Sardella has also had his issues with the Buckman Direct Diversion, which diverts water from the Rio Grande to Santa Fe's water supply. In November 2010, he filed a complaint with the state's Board of Licensure for Professional Engineers and Professional Surveyors over a risk analysis of the BDD done by ChemRisk, a California-based company infamous for covering up for chromium-6-infected water in southern California in the 1990s [news, Aug. 10, 2011: "Risky Business"]. The complaint has since been dismissed.


Hydrogeologist Robert Gilkeson, who worked with LANL in the late '90s before leaving in disgust, says LANL should have an outside party assess the tritium detections rather than making the call itself.

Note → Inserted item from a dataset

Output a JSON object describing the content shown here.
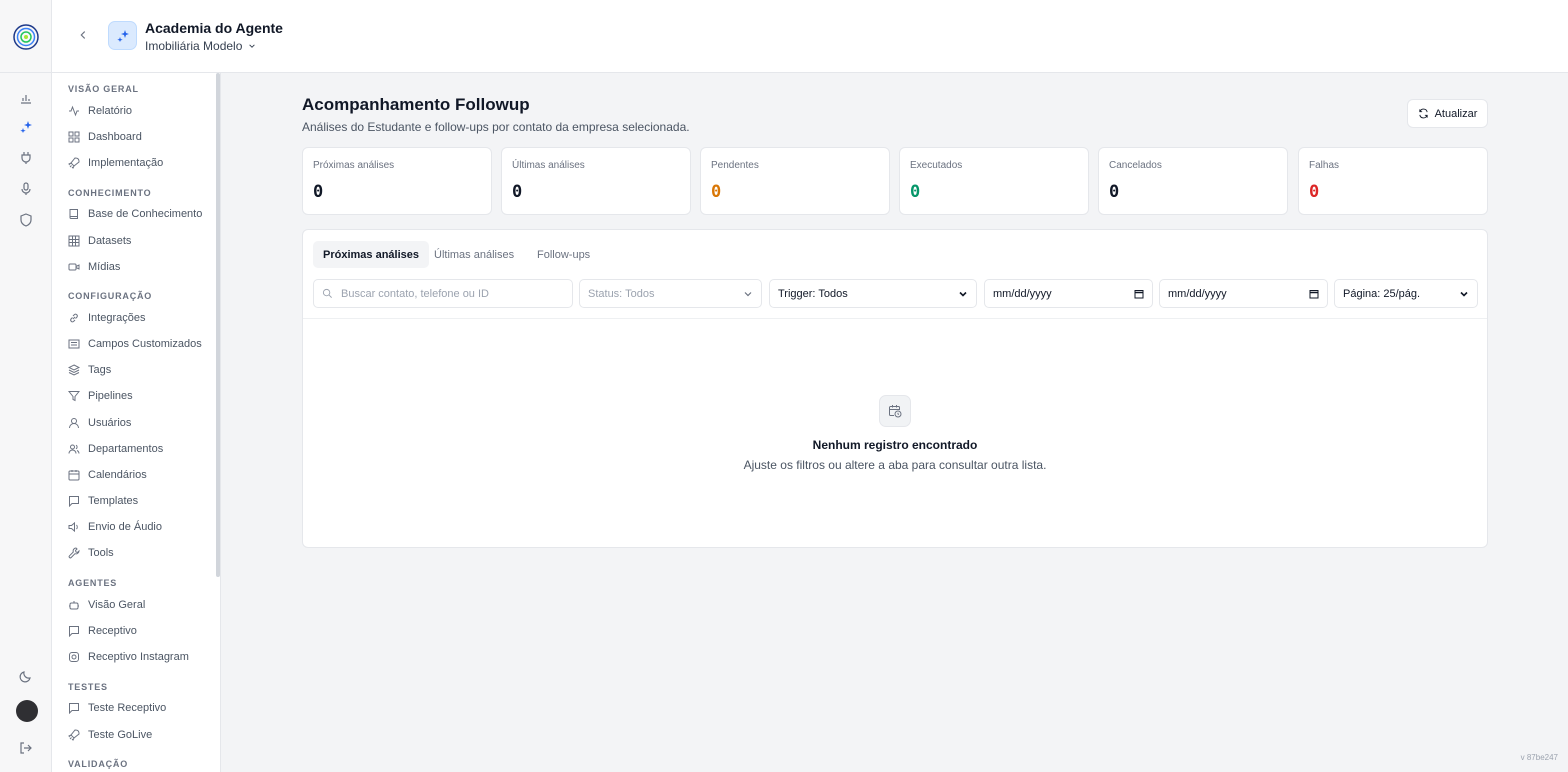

"Tritium was detected in the wells as reported by the contractor, and then the LANL scientists come on and say it was a mistake," Gilkeson says. "That's completely unacceptable."


But others say the level of attention paid to potential contamination in the city's water supply is misguided.


"I have never thought that the Buckman wells could be contaminated, period," Greg Mello, executive director of the activist Los Alamos Study Group, tells SFR. "I don't see any evidence that they can be."


He recalls a few years ago when activists raised concerns about finding plutonium in the Buckman wells, which he says were later dismissed. Mello attributes the dispute to "well-intentioned people not thinking clearly."


"This is the way climate [change] deniers look at arguments," he says. "They look for some trivial problem and blow it all up out of proportion."


ARS hasn't analyzed new samples from the Buckman wells since the tritium mishap, but Katzman says the next set of results is due "imminently." He adds that LANL expects no detection of tritium in them.